En kitlesel yürüyüş 1 Haziranda yapıldı. Yürüyüşün birinci kolu Cenevreden diğer kolu Fransada Evian yakınlarındaki Annemasse şehrinden başladı. Her iki kol sınırda birleşti. İnsanlar sel olmuş akıyordu. Bizler de tüm hazırlıklarımızı yaparak sabahın erken saatlerinde alana gittik. Birisi TKİP, diğer ikisi BİR-KAR imzalı üç ayrı pankart açtık. TKİP/YDÖ imzalı G-8 karşıtı 8 bin bildiri, yaygın el ilanı dağıttık. İngilizce parti programını sattık.

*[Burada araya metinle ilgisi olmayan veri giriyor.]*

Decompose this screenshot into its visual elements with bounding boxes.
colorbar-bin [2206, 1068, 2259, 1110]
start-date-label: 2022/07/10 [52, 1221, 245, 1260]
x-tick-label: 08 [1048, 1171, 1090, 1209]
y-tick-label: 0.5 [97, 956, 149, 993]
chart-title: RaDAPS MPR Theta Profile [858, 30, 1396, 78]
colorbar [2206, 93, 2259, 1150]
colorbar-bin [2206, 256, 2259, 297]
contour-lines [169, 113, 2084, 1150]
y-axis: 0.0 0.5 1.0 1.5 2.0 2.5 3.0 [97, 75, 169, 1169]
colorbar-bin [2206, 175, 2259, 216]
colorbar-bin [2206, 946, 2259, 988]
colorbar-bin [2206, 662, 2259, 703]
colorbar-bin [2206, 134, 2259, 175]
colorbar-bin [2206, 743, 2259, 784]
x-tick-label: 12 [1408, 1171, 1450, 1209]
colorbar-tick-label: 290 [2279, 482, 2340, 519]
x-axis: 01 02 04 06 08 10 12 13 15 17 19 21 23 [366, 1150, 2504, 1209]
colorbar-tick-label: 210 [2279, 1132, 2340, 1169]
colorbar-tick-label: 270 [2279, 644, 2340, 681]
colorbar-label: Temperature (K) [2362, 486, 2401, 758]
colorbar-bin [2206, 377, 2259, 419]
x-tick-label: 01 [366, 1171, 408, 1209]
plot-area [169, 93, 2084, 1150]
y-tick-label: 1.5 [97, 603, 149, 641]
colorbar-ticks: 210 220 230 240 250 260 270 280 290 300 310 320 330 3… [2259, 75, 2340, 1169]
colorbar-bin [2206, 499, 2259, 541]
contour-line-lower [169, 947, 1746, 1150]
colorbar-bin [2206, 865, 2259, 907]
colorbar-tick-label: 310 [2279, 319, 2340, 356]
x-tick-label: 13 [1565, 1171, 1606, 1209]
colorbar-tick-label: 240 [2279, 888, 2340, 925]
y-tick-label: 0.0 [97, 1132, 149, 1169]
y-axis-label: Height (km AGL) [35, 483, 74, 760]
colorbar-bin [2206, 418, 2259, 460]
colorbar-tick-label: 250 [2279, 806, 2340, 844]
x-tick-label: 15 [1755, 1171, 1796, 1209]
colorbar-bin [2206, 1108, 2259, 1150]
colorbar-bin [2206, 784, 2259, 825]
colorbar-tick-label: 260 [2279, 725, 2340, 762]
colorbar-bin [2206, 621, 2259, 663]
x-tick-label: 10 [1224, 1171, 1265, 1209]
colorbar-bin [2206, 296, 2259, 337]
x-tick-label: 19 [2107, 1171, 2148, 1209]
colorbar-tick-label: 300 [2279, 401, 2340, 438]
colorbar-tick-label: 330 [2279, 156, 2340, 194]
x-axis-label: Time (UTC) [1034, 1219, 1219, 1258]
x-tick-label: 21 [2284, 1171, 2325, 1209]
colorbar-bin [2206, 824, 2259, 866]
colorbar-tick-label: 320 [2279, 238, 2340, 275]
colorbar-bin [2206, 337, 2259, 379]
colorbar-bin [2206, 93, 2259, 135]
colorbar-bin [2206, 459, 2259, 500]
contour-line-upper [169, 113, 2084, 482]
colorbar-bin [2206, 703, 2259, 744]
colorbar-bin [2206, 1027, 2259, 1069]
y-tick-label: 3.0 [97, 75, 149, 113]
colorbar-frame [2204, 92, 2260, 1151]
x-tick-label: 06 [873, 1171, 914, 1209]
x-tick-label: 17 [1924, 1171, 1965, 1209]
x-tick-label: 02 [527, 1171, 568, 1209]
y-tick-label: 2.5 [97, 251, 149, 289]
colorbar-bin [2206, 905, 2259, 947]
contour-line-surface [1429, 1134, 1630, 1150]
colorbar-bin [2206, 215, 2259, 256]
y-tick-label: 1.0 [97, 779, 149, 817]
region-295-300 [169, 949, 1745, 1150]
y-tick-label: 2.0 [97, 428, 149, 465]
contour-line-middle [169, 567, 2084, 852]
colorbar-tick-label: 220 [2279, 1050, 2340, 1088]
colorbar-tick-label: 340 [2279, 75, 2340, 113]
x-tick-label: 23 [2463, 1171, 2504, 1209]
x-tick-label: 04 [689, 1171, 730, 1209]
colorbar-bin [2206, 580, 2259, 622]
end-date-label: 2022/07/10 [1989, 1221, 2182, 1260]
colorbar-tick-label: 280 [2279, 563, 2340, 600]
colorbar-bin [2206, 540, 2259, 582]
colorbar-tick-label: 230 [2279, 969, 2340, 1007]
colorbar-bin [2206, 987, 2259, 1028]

Yürüyüşte kitleye militan bir ruh ve canlılık egemendi. Hep birlikte G-8lere karşı direniş!, Hep birlikte emperyalist savaşa karşı direniş!, Katil G-8ler! Katil Bush, katil Blair, katil Chiarac!, Yaşasın enternasyonal dayanışma!, Kahrolsun kapitalizm! ve benzeri siyasal içerikli sloganlar yaygın atıldı. Yürüyüşü organize eden komite, bir hafta boyunca düzenlenen eylemlere 200 bin, 1 Haziran yürüyüşüne ise 120 bini aşkın kişinin katıldığını açıkladı.
Ayrıca 31 Mayısı 1 Hazirana bağlayan gece Cenova-Fransa-Lozanda gölün içinde özgürlük ateşleri yakıldı. Sabahın erken saatlerinde zirvenin engellenmesi amaçlı birçok yol işgal edildi, barikatlar kuruldu. Amaç çalışmaları engellemekti. Bu eylem belli oranda başarılı oldu.
Eyleme Türkiyeli devrimci gruplar pankartlarıyla sembolik olarak katılmışlardı. Reformist gruplar ise pek bir varlık gösteremediler. Biz ise, bazı eksikliklerine karşın, anlamlı bir çalışma yürüterek etkin bir katılım gerçekleştirdik.